Nearly 1.5 million homes were destroyed or damaged due to the cyclone and subsequent storm surge. Damage assessments estimates are 800 million dollars. To its credit, the government of Bangladesh acted immediately after the disaster to provide families whose homes were fully destroyed in the worst affected areas with a oneoff housing grant. Carried out with remarkable speed and efficiency, this distribution proved to be an innovative way of supporting extremely vulnerable families. It was clear, however, that the amount was insufficient to allow families to actually rebuild their homes. Most people interviewed by Oxfam reported having spent their cash on other emergency needs, such as foods or winter clothing for children, as well as to support recovery of livelihoods.
Utteran (Oxfam partner) Cash for Work
programme for communities to build latrines
to replace those damaged by Cyclone Sidr.
The cyclone killed over 1.2 million livestock and destroyed nearly 2.5 million acres of crops. Damage and losses were estimated at 500 million dollars, with large numbers of communities that were previously reliant on agriculture, fishing and casual labour having lost both their incomes and assets. Food security needs were significant. The World Food Programme (WFP) led the food security cluster in calling for relief distributions to continue for more than 2.2 million people until at least May 2008. However, Oxfam feel that the clusters, by not advocating for more seed distribution, missed an opportunity for improving some people's food security.

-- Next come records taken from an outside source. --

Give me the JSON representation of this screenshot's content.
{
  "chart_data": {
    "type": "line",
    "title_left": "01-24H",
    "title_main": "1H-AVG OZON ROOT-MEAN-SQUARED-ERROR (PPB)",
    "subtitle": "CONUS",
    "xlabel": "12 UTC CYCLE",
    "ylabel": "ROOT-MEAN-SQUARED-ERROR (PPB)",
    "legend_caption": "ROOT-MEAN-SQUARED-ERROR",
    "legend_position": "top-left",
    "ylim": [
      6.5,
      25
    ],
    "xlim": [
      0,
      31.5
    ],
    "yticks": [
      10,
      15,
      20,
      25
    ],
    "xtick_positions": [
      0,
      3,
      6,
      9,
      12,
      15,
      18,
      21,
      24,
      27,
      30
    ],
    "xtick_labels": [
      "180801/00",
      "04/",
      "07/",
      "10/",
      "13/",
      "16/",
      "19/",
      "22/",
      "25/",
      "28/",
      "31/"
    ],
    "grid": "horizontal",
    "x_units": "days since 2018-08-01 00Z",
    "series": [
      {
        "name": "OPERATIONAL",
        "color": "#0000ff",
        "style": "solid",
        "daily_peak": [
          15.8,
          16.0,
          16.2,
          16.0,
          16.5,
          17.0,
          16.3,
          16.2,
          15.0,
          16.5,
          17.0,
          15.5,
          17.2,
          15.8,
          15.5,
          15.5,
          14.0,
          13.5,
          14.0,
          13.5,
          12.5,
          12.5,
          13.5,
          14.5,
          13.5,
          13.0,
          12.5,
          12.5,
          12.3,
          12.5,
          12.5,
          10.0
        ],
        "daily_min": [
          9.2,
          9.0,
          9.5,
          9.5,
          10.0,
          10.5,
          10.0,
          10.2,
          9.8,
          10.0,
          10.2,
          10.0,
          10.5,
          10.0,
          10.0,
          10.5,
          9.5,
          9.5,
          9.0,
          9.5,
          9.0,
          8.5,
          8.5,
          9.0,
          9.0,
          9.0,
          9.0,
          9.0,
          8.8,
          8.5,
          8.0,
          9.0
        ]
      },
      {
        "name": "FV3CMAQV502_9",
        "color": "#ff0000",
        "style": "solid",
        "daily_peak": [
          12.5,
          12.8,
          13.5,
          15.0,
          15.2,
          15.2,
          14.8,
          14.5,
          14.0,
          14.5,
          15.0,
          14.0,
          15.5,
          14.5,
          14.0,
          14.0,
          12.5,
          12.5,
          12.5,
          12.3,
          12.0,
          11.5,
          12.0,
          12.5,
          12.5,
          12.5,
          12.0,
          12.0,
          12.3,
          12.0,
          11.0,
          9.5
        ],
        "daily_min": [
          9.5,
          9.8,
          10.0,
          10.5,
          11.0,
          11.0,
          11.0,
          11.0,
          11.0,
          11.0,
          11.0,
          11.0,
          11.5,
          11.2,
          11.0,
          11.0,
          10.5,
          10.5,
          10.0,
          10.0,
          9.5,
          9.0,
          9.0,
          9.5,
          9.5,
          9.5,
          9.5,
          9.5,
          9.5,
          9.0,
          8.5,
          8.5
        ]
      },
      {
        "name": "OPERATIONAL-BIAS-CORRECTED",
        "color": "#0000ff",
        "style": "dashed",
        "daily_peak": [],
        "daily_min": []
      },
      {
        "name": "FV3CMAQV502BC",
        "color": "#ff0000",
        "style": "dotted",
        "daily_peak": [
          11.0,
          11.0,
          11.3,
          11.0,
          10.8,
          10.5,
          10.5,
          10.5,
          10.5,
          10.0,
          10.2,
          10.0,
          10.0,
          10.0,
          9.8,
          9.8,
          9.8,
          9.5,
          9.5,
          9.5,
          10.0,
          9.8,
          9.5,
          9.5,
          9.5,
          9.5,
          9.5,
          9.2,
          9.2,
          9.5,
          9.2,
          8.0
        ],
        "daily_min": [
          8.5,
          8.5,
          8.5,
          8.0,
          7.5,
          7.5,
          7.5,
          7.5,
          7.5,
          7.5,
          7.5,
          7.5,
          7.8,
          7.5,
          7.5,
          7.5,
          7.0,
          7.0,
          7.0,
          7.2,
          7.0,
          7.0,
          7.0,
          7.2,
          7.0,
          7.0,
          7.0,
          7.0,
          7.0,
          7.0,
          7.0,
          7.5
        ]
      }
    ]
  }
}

Also, the fact that 95% of local markets functioned again suggested that some cash-based responses may have been appropriate.
Loans and credit are a major source of income for many rural families in Bangladesh. Most families were already carrying debt loads before the cyclone. Following the cyclone, some microfinance institutions took decisions to temporarily suspend repayment of loans but communities expressed fears that current grace periods of 3-6 months were not long enough. These institutions must follow government advice and be more flexible, as well as write-off loans in cyclone affected areas as much as possible. There has also been unscrupulous lending at very high interest rates for new loans. Special efforts will be needed to ensure that sufficient amounts of credit are offered by micro-finance institutions and banks at low or no interest rates to facilitate recovery of those affected by the cyclone.
Considering the country's high level of vulnerability to natural disasters, the government and international donors must commit to better rebuilding and so improve future resilience to disasters. Scientists concur that the ferocity and frequency of hazard events such as cyclones, hurricanes, and earthquakes have increased. Few countries are at higher risk of climate change than Bangladesh where experts estimate that more than 50 million people could be made homeless by rising temperatures and sea levels. Climate migrants already account for at least one third of the impoverished people who are flooding from rural areas to seek work in the city of Dhaka.
Cyclone survivors have demonstrated a remarkable resilience in the face of disaster but their capacity to cope with the enormous challenge of rebuilding their lives must not be overestimated. The government of Bangladesh and the international community have a legal and moral responsibility for ensuring that their needs do not fall off a crowded humanitarian and development agenda.